Current thinking holds that the mechanisms of abnormality in tumor endothelial cells include (1) dedifferentiation of the tumor cell to the angioendothelium, change in culture, and cell fusion with the tumor cell, and (2) abnormality developing through factors intrinsic to the micro-environment of cancer (e.g., hypoxia and humoral factors resulting from the tumor cell). While a number of findings have been reported concerning the first of these, many points still remain unclear. We are studying the second mechanism. Already we have reported our research findings that drug resistance in endothelial cells is induced by humoral factors resulting from tumor cells (Akiyama, Am J Pathol 2012) and that incorporation of exosomes from tumor cells by endothelial cells contributes to high levels of angiogenic potential in tumor endothelial cells (Kawamoto, PLoS ONE 2012). Our research also has suggested that conditions of hypoxia also induce ROS in endothelial cells and serve as a cause of chromosomal abnormalities in tumor endothelial cells (Kondoh, PLoS ONE 2013). Furthermore, currently we are carrying out basic research into the contributions to the development of abnormalities in tumor endothelial cells of factors such as miRNA in tumor-derived exosomes. At present it is understood that at least some of the properties of a tumor endothelial cell are maintained during the cell culture process, and we also are studying the possibility that epigenetic structure plays a part in controlling the appearance of tumor endothelial cell-specific molecules.

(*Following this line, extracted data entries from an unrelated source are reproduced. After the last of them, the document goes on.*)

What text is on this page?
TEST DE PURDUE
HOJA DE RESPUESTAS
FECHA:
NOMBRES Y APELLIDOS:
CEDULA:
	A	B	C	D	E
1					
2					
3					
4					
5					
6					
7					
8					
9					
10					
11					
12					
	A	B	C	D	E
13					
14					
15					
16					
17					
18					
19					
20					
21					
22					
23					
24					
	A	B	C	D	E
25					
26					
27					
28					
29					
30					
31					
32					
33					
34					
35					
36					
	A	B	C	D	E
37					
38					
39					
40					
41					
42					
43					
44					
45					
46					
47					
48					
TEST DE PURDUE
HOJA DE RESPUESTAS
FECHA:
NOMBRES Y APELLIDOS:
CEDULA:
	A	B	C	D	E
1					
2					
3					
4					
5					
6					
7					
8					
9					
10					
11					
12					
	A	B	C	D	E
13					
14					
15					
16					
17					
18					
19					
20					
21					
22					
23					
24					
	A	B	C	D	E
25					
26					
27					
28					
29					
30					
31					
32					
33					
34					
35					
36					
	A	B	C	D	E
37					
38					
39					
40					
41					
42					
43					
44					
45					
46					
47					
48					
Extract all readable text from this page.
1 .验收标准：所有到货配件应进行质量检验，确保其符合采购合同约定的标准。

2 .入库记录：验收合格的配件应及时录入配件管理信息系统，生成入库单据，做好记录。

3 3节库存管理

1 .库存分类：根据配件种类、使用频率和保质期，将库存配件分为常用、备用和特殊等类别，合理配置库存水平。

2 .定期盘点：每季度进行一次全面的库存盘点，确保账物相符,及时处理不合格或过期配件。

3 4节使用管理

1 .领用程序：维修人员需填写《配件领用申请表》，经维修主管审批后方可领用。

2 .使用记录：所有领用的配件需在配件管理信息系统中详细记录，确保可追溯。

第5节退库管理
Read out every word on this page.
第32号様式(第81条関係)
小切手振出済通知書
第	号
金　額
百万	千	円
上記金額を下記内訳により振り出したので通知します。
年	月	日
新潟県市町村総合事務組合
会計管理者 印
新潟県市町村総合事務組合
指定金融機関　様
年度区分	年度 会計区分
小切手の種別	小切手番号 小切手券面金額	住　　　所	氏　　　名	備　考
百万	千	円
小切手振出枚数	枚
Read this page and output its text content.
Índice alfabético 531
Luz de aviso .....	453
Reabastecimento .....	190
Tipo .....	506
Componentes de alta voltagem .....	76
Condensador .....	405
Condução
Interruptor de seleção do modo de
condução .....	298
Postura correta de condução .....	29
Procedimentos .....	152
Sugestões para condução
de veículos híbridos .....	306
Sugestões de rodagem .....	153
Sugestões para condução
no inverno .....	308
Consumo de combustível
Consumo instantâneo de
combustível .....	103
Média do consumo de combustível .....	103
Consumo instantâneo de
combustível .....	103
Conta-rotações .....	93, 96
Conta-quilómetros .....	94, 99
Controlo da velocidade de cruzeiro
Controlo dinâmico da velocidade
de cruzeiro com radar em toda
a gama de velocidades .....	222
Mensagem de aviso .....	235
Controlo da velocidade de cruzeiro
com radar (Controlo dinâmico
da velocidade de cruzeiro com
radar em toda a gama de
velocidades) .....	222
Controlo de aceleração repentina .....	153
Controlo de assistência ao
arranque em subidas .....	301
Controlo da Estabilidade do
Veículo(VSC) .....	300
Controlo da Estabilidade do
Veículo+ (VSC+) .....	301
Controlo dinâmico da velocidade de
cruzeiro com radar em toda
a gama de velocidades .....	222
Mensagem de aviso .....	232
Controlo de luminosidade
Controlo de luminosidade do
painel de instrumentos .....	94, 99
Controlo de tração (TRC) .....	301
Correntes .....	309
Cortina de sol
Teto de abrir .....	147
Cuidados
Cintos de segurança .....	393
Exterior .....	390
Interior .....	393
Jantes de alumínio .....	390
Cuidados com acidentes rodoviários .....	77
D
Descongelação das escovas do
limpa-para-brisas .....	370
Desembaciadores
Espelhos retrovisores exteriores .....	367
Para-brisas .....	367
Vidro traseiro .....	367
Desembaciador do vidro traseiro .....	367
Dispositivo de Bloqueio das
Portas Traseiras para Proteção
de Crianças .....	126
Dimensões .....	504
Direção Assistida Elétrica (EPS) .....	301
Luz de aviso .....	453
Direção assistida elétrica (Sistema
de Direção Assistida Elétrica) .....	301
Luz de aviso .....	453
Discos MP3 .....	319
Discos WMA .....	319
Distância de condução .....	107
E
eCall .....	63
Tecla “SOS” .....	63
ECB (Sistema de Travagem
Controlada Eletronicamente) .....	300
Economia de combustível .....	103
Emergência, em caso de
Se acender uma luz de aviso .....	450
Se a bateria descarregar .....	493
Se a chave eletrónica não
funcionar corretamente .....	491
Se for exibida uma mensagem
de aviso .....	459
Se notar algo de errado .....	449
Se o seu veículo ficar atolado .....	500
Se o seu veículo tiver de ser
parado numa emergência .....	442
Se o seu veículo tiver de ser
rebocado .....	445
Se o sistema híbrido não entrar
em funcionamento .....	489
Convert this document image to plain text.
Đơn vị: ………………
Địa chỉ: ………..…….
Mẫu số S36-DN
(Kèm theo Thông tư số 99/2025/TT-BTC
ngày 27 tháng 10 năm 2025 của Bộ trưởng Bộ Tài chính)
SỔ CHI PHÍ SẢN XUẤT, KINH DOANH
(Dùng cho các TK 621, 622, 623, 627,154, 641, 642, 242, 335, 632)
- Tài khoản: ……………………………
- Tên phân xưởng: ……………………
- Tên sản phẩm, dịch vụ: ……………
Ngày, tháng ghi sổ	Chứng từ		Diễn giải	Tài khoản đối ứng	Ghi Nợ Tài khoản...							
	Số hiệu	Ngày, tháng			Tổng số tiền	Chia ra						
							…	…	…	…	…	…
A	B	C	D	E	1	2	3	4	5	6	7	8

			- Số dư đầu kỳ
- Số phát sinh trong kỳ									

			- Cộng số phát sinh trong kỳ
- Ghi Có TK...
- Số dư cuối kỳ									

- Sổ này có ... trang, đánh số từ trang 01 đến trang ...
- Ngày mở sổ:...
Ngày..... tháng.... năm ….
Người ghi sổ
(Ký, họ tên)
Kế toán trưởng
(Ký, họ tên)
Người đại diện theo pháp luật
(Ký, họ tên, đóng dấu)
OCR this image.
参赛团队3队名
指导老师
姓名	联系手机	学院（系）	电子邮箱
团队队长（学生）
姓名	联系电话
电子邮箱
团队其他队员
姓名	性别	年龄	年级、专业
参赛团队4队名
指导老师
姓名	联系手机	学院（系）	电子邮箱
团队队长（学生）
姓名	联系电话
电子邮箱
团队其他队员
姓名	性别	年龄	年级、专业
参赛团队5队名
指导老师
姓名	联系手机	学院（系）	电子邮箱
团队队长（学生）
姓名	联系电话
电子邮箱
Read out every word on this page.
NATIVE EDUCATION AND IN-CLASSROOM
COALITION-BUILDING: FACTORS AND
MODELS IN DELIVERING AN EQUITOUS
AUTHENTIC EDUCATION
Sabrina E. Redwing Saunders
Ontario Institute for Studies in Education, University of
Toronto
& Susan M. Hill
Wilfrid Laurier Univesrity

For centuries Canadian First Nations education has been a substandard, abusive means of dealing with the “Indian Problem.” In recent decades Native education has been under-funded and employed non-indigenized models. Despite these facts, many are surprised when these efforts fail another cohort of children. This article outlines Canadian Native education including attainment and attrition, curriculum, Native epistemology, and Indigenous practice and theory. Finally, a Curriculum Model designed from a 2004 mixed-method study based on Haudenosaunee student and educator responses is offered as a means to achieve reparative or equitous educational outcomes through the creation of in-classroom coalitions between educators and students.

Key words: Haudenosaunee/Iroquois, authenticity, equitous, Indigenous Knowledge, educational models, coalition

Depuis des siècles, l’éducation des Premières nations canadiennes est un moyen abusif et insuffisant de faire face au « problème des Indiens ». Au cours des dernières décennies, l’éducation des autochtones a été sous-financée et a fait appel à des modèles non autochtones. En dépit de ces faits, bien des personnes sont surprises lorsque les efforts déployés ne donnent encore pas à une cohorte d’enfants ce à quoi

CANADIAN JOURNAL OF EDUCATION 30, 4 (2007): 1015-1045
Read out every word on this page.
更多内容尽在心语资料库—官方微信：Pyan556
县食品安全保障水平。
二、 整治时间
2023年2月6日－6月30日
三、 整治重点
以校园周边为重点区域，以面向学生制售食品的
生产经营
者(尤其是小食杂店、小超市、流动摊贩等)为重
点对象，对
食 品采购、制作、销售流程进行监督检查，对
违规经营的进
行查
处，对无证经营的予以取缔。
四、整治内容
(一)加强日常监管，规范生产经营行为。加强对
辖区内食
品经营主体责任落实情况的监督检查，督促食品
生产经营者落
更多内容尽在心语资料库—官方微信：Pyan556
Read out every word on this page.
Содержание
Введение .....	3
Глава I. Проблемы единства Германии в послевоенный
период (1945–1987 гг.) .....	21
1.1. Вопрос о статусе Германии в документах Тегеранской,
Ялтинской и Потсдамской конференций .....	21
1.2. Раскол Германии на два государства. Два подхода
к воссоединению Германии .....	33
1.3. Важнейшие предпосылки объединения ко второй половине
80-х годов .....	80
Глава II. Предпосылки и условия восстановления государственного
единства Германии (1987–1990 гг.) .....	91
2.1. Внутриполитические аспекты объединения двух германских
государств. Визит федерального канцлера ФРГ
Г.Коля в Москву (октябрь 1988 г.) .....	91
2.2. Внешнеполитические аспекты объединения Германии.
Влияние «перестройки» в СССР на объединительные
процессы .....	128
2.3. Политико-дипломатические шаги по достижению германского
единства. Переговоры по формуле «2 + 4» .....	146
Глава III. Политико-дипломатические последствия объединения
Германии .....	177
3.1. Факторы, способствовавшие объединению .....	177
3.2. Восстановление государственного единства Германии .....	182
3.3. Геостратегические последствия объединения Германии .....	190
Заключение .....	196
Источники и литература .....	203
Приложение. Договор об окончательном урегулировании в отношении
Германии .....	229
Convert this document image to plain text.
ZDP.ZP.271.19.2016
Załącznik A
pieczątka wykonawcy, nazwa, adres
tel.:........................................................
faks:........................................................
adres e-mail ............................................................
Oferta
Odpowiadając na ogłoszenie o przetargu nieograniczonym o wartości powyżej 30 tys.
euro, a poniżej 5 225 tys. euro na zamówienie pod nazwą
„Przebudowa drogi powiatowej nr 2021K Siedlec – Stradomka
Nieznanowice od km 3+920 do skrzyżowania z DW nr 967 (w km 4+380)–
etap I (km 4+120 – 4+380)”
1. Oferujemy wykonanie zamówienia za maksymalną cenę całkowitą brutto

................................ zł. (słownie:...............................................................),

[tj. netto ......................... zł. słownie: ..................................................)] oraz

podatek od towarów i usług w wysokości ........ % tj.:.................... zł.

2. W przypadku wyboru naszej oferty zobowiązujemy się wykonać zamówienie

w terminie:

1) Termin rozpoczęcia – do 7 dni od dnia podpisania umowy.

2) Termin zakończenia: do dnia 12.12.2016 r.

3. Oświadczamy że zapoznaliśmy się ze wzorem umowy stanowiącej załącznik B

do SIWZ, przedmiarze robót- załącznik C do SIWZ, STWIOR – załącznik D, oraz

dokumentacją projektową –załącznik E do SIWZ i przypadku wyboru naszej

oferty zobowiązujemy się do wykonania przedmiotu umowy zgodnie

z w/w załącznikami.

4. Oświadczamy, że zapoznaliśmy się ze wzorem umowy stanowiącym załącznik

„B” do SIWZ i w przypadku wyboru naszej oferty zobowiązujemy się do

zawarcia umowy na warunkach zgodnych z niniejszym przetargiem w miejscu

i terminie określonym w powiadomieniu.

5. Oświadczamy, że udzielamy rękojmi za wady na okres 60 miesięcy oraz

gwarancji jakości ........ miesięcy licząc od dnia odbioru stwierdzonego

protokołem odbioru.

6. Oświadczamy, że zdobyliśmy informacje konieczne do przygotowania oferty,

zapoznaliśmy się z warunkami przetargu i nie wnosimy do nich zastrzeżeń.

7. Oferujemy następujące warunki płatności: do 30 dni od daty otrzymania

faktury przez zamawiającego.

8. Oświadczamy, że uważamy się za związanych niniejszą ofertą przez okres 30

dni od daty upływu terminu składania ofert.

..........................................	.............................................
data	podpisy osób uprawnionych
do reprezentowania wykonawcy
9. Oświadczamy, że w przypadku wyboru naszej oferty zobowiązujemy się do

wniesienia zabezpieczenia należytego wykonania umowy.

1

4. Functional analysis of tumor endothelial cells in cancer stem cells and cancer invasion and metastasis

Vascular tumors are known not just to support the formation of cancer but also to form cancer stem cell niches and to play an important role in cancer metastasis. We also are analyzing the molecular mechanisms by which an abnormal tumor endothelial cell within the micro-environment of cancer contributes to the invasion and metastasis of cancer and to the formation of cancer stem cell niches.

Furthermore, we also are focusing on molecules related to angiogenesis, which are being identified through the process of advancing research on angiogenesis and anti-angiogenesis. We believe that these hold promise for application to revascularization and tissue regeneration for a variety of diseases in the future.